Per la decarbonizzazione del settore marittimo, «le
normative da sole non bastano. Abbiamo bisogno di sviluppo
tecnologico e di combustibili alternativi. E questo può
avvenire solo in un modo: con gli investimenti». Lo ha
sottolineato il segretario generale dell'International Maritime
Organization (IMO), Arsenio Dominguez, intervenendo ieri al Blue
Economy Finance Forum presso il Grimaldi Forum di Monaco.
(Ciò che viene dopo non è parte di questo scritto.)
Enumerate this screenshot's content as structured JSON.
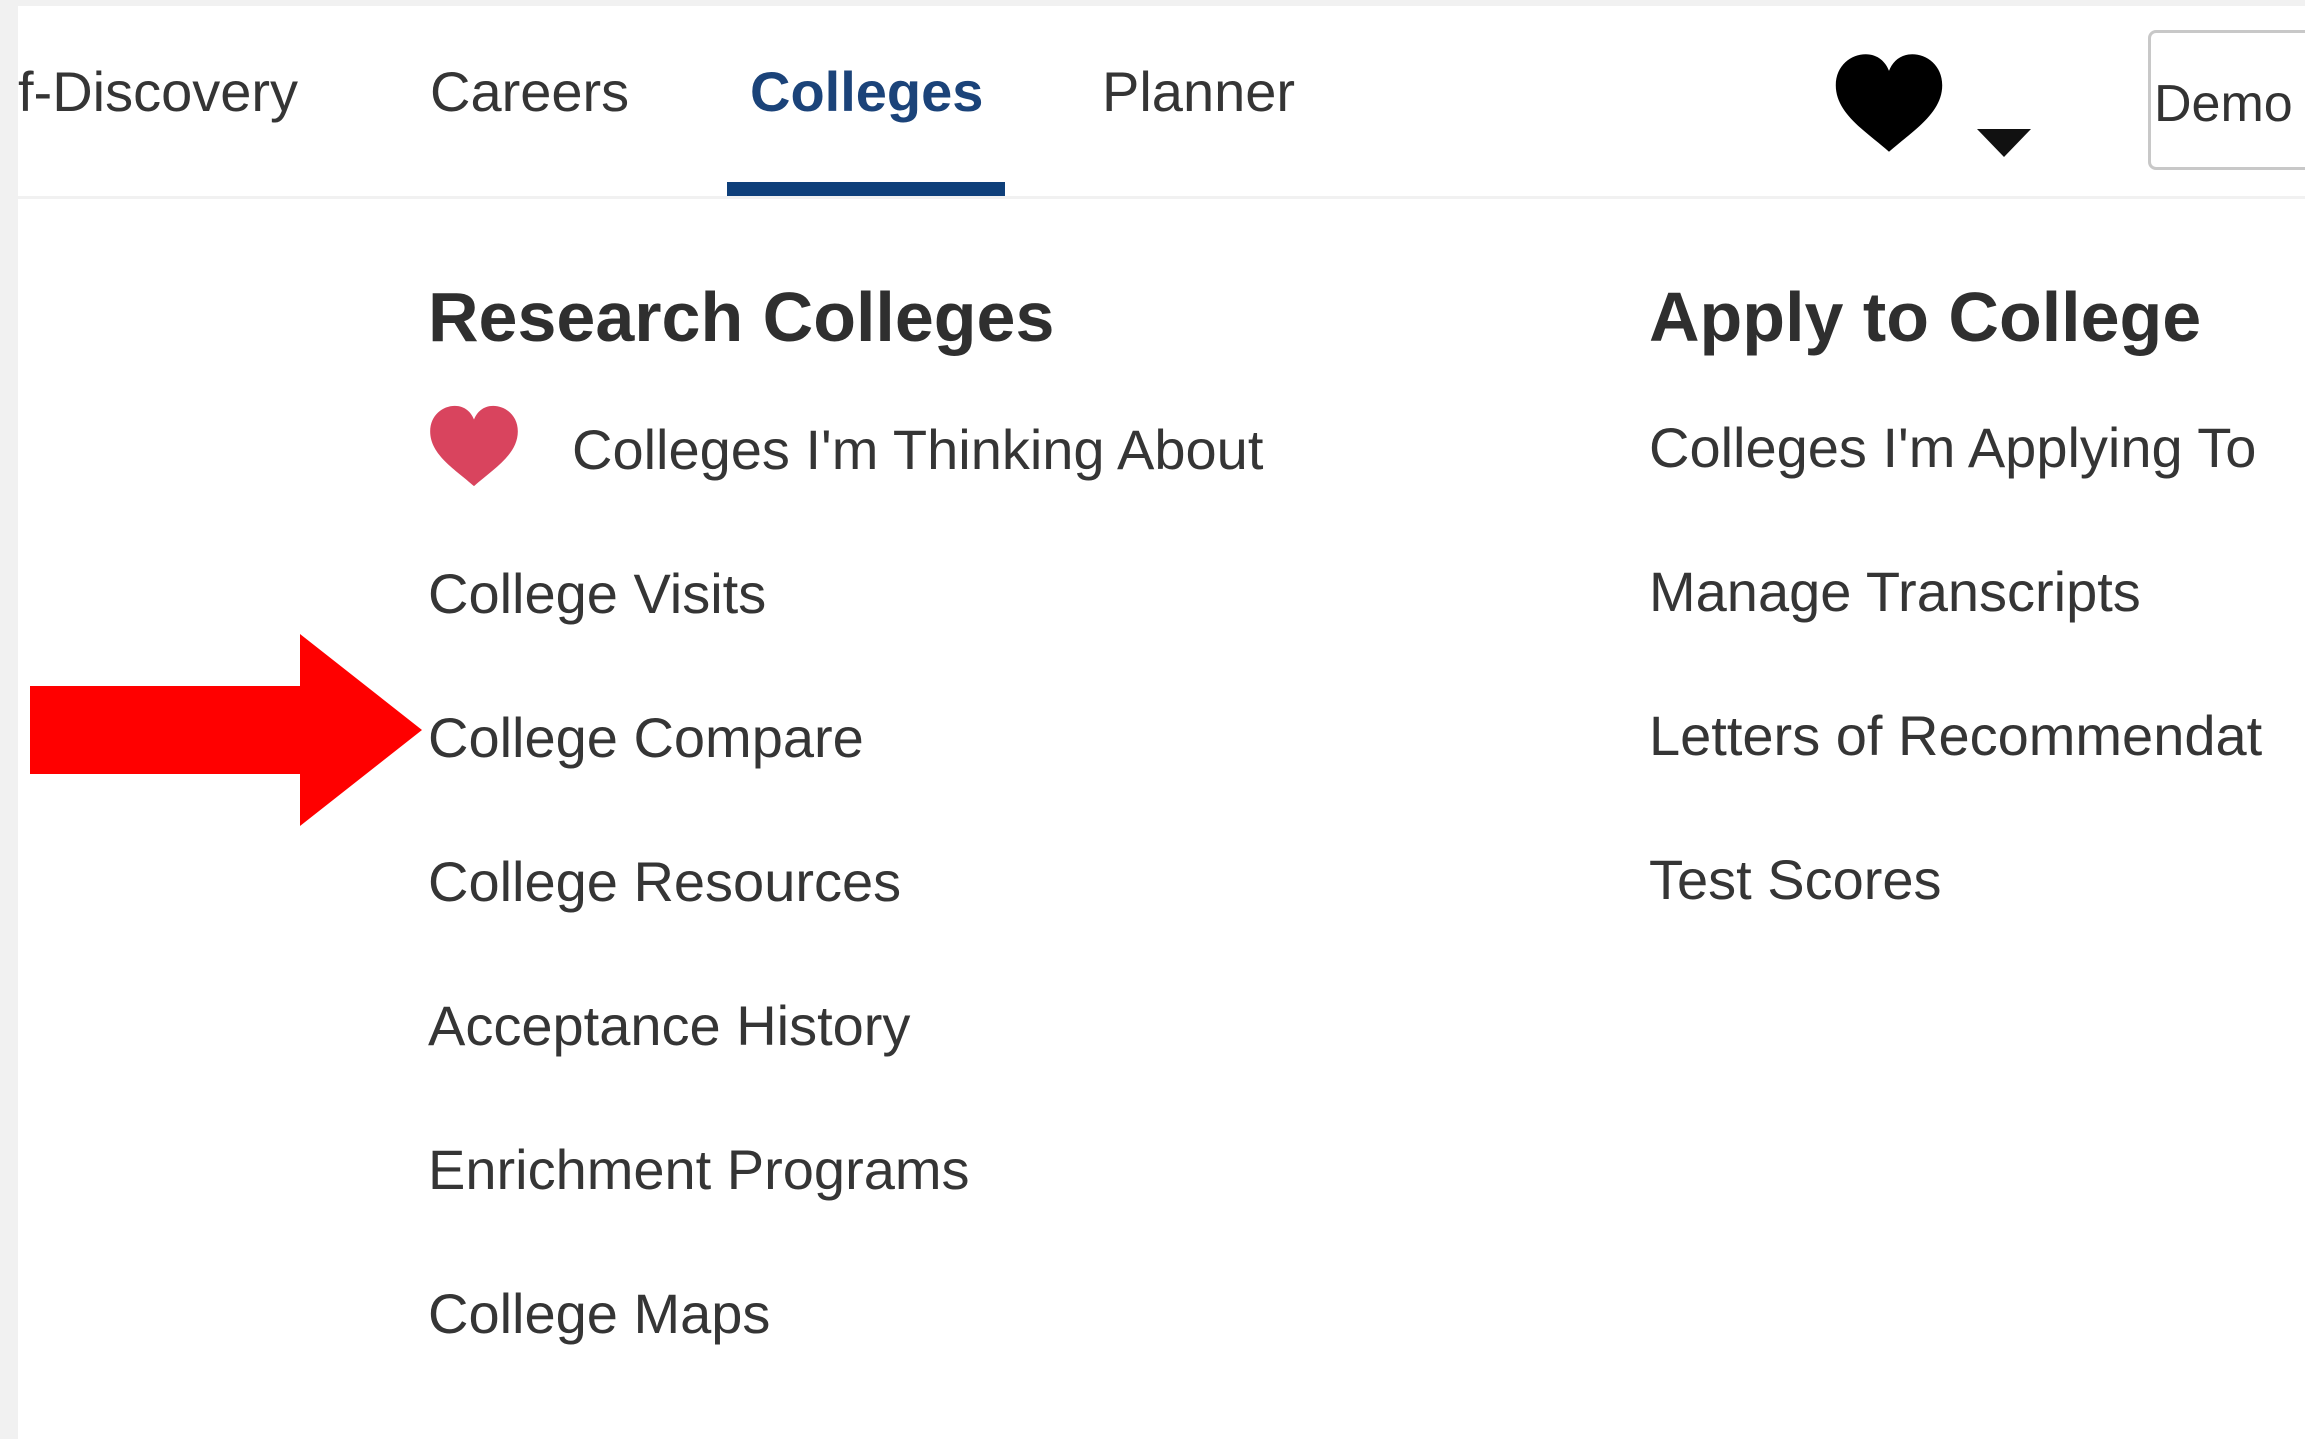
{
  "nav": {
    "tabs": [
      {
        "label": "f-Discovery"
      },
      {
        "label": "Careers"
      },
      {
        "label": "Colleges",
        "active": true
      },
      {
        "label": "Planner"
      }
    ],
    "favorites_icon": "heart-icon",
    "dropdown_icon": "caret-down-icon",
    "user_label": "Demo"
  },
  "research": {
    "heading": "Research Colleges",
    "items": [
      {
        "label": "Colleges I'm Thinking About",
        "icon": "heart-icon"
      },
      {
        "label": "College Visits"
      },
      {
        "label": "College Compare"
      },
      {
        "label": "College Resources"
      },
      {
        "label": "Acceptance History"
      },
      {
        "label": "Enrichment Programs"
      },
      {
        "label": "College Maps"
      }
    ]
  },
  "apply": {
    "heading": "Apply to College",
    "items": [
      {
        "label": "Colleges I'm Applying To"
      },
      {
        "label": "Manage Transcripts"
      },
      {
        "label": "Letters of Recommendat"
      },
      {
        "label": "Test Scores"
      }
    ]
  },
  "annotation": {
    "icon": "red-arrow-icon",
    "target": "College Compare"
  },
  "colors": {
    "active_tab": "#1b4379",
    "tab_indicator": "#0e3f7a",
    "thinking_heart": "#d9445e",
    "arrow": "#ff0000",
    "text": "#353535"
  }
}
Sul fronte delle norme, ad aprile il Marine Environment
Protection Committee dell'IMO ha approvato disposizioni per i
carburanti navali e le emissioni delle navi la cui adozione è
attesa per ottobre
(
dell'11
aprile 2025). Dominguez ha evidenziato che, tuttavia, il lavoro
dell'IMO non è sufficiente se non si investe in un volume di
produzione di combustibili alternativi bastante a sostituire i 350
milioni di tonnellate di olio combustibile che le navi bruciano ogni
anno e nel dotare i porti degli impianti e servizi di bunkeraggio
necessari per fornire fuel puliti alle navi. «La
decarbonizzazione - ha sottolineato - ha un costo. Abbiamo già
speso soldi per inquinare l'ambiente. È tempo che tutti noi
investiamo per ripulirlo e per renderlo sostenibile per le
generazioni future».
Intanto, in vista della COP30 che si terrà a novembre a
Belém, in Brasile, le associazioni ambientaliste Opportunity
Green, Seas At Risk e Transport & Environment hanno esortato le
nazioni ad includere le emissioni prodotte dal trasporto marittimo
nei loro Contributi determinati a livello nazionale, i piani non
vincolanti per il cambiamento climatico previsti dall'Accordo di
Parigi.
«Per troppo tempo - ha sottolineato Aoife O'Leary di
Opportunity Green - gli Stati hanno ignorato i loro impegni
giuridici internazionali di regolamentare le emissioni di gas serra
inquinanti prodotte dal trasporto marittimo internazionale e i danni
arrecati ai nostri oceani. I tribunali internazionali stanno
iniziando a mettere in luce questa evidente lacuna e gli Stati
devono rispondere includendo il trasporto marittimo internazionale
nei propri Contributi determinati a livello nazionale e affrontando
adeguatamente queste emissioni. La responsabilità è il
primo passo per un'azione significativa».
«È
essenziale - ha aggiunto Faig Abbasov di Transport & Environment
- che gli Stati si assumano finalmente la responsabilità
delle emissioni del trasporto marittimo che alimentano il commercio
internazionale a loro così caro. Contrariamente a quanto
sostenuto dal settore, l'analisi giuridica ha dimostrato che il
trasporto marittimo e il trasporto aereo sono di fatto parte
dell'Accordo di Parigi. I Paesi devono rivedere i propri Contributi
determinati a livello nazionale per includere tutte le emissioni del
trasporto marittimo nei contributi “economici”
nazionali, come richiesto dall'Accordo di Parigi, e stabilire un
prezzo per tutte le emissioni di carbonio marittime, cosa che
l'accordo preliminare dell'IMO non prevede».